Некоторое время они молчали, потом Квинт осторожно спросил.
– А родители твои? Тоже умерли?
Ольха вздохнула.
– Непросто тут все. Дед не местный. Молосс он. Бежал от чего-то из родных мест с женой и дочерью. Что там, на родине его приключилось, не рассказывал никогда, а если я расспрашивала, мрачным становился, неразговорчивым. Жена его, бабка моя, вскоре умерла. Остался он с дочерью. Жил в ту пору среди людей. Как-то через село на торг в земли хаонов ехали скордиски, люди с севера. Высокие, светловолосые. Вожаку их сильно приглянулась дедова дочь. Возжелал он ее выше мочи, но взять не решился, поскольку был в чужой земле с малым числом воинов. Он деду за нее выкуп предложил, но тот отказал.
Ольха замолчала.
– А что было потом? – прошептал Квинт.
– Через год скордиски пришли в набег большой ратью. Тарабосты собрали ополчение, дед тоже ушел, а дочь вручил заботам старейшины с которым водил дружбу. Вышло так, что малые отряды скордисков просочились, не встретившись с войском тарабостов, и принялись разорять оставшиеся без мужчин-защитников села. Тот самый вожак нагрянул. Так ему хотелось дедову дочь, что он пообещал жителям села не трогать их, пусть только выдадут женщину. Старейшина рассудил, что в том будет меньшее зло, чем стольким людям умирать из-за красивой бабы. И выдал...

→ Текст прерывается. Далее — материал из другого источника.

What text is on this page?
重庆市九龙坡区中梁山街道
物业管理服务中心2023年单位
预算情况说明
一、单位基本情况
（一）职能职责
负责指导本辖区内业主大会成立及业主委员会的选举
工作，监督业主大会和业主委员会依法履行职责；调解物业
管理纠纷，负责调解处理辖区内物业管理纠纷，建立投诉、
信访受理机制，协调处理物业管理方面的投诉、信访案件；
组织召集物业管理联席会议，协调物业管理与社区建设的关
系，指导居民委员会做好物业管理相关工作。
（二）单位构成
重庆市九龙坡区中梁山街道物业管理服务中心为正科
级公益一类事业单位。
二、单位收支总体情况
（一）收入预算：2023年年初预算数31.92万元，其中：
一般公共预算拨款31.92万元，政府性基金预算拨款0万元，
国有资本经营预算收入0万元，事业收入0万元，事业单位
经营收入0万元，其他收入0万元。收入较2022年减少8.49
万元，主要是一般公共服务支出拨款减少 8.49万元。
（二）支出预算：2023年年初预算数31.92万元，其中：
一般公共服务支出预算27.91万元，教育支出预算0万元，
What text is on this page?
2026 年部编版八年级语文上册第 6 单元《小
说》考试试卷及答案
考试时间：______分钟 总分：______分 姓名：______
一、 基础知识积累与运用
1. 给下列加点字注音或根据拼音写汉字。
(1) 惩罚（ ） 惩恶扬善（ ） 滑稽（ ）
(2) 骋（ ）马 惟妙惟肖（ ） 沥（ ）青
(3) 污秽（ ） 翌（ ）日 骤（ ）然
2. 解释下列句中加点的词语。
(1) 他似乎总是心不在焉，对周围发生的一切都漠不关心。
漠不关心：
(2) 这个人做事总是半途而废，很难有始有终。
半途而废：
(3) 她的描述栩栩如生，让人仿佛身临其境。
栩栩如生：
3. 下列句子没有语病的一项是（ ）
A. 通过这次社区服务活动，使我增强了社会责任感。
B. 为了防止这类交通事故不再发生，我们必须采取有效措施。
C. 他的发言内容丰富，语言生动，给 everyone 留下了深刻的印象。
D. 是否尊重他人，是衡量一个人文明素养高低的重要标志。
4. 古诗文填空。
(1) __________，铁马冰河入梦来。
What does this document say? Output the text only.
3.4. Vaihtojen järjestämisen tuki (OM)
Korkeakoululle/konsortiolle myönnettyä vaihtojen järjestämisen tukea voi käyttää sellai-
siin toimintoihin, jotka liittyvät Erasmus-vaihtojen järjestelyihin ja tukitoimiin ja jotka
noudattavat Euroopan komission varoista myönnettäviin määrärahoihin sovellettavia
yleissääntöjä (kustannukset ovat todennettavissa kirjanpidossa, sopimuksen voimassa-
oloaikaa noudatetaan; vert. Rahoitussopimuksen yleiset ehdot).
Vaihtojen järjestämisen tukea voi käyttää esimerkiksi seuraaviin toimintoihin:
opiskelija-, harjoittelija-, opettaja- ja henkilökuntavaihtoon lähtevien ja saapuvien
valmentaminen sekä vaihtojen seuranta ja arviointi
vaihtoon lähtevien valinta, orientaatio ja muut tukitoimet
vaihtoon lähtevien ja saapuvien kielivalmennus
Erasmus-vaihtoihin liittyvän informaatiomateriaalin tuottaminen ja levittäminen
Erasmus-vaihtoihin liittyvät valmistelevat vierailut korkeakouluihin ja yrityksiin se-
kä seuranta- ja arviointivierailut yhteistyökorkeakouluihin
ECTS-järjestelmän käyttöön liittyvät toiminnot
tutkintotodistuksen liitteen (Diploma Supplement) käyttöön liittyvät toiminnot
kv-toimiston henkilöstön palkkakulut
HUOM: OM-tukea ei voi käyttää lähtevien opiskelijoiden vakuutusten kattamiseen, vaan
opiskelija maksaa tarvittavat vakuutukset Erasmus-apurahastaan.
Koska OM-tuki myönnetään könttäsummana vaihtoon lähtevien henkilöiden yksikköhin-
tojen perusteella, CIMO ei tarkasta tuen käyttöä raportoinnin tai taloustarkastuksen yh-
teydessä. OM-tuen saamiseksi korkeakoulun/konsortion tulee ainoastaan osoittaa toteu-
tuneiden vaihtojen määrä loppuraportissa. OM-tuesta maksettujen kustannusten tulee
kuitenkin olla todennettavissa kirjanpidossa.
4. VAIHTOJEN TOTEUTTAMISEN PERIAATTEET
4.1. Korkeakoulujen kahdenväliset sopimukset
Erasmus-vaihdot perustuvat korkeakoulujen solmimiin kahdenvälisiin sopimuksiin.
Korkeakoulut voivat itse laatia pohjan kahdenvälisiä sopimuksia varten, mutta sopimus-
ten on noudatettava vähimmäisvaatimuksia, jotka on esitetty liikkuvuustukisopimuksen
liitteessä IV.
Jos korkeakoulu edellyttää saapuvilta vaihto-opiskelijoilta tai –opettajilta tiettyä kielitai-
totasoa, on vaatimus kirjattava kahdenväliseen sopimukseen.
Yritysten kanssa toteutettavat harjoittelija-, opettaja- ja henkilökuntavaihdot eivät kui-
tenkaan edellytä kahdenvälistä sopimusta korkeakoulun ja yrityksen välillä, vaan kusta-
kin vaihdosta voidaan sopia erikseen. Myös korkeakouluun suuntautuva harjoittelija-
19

Дальнейшее Квинт в общих чертах угадал прежде, чем Ольха рассказала.
Даор друга своего убил, а селян проклял. Ушел, два года отсутствовал, а потом вернулся. Он нес на руках годовалую девочку со светлыми волосами и вел в поводу коня с волокушей. На волокуше лежала молодая женщина. Она была при смерти. Тут и умерла.
Ольха молча смотрела на мерцающий огонек лучины. Квинт не торопил ее.
– Я, конечно, ничего этого не помню, но дедово проклятие сбылось. Захирело то село. А дед ушел от людей в лес. Проклятие его помнили и боялись. Приходили за помощью, когда сильно припекало. И втайне ненавидели.
– Когда он умер?
– Два года назад.
– Отчего?
– Простудился зимой и сгорел. Не смогла я его выходить, старый он уже был. Видать срок Сабазием отпущенный вышел. Я с тех пор почти не встречалась с людьми. Думала, вспомнят обо мне, будут мстить. Деда они очень боялись, а я кто? Девчонка сопливая.
– Вспомнили?
– Вспомнили, да не те. Сдуру как-то на глаза попалась одному сукиному сыну.
– Кто он?
Ольха не ответила, покачала головой.
– Расскажи, прошу. Он обидел тебя?
Девушка
– Нет. Он сватался...
– Сватался?
– Да. Он владетель Керсадавы, важный человек, богатый. Прошлым летом наткнулась я в лесу на привал охотников. И он там был. Видно, люди знатные, конская сбруя дорогая, сами все в расшитом платье, хоть и охотники. Золотые браслеты, гривны шейные. Фаретры [110] разноцветным бисером украшены. Кони ухоженные, статные. У коматов я никогда таких коней не видела.
110
Фаретра (греч.) – сума-чехол для стрел. Считаю, использовать это слово здесь уместнее, чем тюркское "колчан", скифо-персидское "горит" или славянское "тул".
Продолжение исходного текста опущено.